Hospital Santo Tomas + Hospital del Niño
Die ersten sechs Wochen verbrachte ich auf der Orthopädie des Hospital Santo
Tomas, danach drei Wochen im Hospital del Niño auf der Pädiatrie. Ein großer
Vorteil meines Auslandspraktikums: Ich konnte die erste und die dritte Fächergruppe,
die in Österreich ein Semester in Anspruch nehmen, in 9 Wochen abschließen.
Die beiden Krankenhäuser sind die einzigen öffentlichen in Panama City, 90% der
Patienten haben keine Krankenversicherung, viele kommen aus der sozialen
Unterschicht. Dementsprechend habe ich auf der Orthopädie sehr viele spannende
Fälle gesehen, die so in Österreich nicht vorkommen.

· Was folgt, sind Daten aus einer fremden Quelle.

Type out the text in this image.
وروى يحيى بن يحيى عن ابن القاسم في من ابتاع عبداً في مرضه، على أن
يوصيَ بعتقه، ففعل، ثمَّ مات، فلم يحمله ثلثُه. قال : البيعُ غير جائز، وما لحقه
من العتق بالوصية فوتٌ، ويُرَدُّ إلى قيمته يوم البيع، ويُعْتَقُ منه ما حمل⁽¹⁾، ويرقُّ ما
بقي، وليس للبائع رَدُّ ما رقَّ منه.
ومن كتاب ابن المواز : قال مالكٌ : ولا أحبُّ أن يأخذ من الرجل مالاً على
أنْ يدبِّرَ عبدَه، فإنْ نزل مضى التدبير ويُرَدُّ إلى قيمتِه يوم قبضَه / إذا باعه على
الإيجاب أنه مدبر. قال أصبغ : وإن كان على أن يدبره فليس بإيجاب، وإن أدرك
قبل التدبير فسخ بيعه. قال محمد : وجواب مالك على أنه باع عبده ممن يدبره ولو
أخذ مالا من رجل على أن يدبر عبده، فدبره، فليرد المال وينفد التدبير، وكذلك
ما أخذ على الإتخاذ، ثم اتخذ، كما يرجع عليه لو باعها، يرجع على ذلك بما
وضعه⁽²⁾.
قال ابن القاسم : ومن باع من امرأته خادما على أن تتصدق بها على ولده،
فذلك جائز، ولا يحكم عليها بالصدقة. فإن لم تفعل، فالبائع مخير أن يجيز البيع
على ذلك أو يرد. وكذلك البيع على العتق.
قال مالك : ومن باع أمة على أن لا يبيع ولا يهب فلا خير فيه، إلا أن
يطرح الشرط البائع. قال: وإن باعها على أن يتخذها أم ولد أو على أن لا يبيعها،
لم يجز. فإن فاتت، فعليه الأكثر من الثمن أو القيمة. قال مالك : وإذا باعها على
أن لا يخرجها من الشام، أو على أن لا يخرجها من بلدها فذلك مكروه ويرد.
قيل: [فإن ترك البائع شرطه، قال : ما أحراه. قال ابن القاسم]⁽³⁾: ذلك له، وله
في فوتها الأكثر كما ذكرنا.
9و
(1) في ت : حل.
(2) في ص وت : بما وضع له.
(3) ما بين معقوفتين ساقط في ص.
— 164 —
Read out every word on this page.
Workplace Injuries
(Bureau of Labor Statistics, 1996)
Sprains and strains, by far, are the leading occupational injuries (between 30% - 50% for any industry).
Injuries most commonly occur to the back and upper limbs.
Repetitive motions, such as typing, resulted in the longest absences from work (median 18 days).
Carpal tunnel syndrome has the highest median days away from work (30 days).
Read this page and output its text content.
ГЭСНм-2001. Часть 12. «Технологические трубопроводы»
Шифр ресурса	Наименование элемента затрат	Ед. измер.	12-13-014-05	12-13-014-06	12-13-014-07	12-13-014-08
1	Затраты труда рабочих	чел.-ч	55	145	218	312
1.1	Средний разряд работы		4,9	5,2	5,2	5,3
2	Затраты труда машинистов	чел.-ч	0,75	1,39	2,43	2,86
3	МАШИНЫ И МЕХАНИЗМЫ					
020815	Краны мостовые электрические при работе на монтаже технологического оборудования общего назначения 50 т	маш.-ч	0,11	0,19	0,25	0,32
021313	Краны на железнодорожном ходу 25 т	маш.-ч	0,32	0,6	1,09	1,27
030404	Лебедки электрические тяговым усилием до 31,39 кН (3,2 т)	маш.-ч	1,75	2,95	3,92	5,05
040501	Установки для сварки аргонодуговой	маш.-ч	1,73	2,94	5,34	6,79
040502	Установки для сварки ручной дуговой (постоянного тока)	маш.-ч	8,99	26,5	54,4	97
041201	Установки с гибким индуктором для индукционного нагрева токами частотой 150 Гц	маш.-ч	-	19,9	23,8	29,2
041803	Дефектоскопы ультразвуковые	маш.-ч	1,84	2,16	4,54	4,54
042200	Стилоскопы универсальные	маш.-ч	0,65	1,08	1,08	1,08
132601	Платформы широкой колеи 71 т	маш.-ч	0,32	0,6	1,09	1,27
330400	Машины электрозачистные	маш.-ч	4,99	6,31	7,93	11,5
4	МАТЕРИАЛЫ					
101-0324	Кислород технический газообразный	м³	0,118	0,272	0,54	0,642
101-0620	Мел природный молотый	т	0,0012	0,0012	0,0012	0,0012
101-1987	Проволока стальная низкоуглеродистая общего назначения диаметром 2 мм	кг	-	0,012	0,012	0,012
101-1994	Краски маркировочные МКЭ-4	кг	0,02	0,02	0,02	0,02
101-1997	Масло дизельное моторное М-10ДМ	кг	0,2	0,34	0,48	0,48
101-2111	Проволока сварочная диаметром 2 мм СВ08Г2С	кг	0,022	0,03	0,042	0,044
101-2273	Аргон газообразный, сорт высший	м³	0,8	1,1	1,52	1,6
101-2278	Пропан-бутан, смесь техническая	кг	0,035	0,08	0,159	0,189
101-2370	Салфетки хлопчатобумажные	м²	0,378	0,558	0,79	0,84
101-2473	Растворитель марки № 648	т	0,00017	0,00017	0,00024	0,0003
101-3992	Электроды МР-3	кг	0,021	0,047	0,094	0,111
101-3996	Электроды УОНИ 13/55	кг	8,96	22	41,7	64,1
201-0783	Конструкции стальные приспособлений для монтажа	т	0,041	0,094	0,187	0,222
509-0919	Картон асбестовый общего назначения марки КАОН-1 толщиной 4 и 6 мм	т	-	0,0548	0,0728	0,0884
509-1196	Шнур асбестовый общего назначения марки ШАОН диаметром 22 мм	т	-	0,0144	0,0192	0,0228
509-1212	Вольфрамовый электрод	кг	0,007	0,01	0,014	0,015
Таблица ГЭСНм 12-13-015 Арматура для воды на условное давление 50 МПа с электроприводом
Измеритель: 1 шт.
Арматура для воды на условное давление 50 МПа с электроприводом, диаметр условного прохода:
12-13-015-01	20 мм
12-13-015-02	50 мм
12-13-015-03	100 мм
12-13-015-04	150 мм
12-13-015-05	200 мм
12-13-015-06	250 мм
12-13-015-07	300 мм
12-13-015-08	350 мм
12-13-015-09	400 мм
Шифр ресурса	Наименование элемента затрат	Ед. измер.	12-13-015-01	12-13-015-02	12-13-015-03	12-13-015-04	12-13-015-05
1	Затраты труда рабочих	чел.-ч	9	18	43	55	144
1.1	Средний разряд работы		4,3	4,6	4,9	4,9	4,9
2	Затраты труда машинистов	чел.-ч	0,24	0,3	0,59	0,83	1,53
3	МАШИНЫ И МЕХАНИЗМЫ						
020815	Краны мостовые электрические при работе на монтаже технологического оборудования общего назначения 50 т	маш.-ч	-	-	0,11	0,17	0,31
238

Gleich am ersten Tag sollte ich ein Röntgenbild beschreiben. Die Fraktur am
Oberarm habe ich gleich entdeckt, das Projektil von der Schusswaffe habe ich aber
für ein Artefakt gehalten… Die Ärzte haben sich sehr über diese komische
Ausländerin amüsiert, vor allem nachdem ich total aufgeregt gefragt habe, ob ich
Fotos machen darf. Später bei der Visite sollte ich herausfinden, dass in jedem
zweiten oder dritten Bett ein Patient mit Schuss- oder Stichverletzung lag. Vor allem
in den ersten beiden Wochen des Praktikums ging es rund auf der Station, weil viele
Patienten von den Straßenunruhen in Bocas del Toro eingeliefert wurden. Zeitweise
hatten wir mehr Polizisten als Patienten auf Station…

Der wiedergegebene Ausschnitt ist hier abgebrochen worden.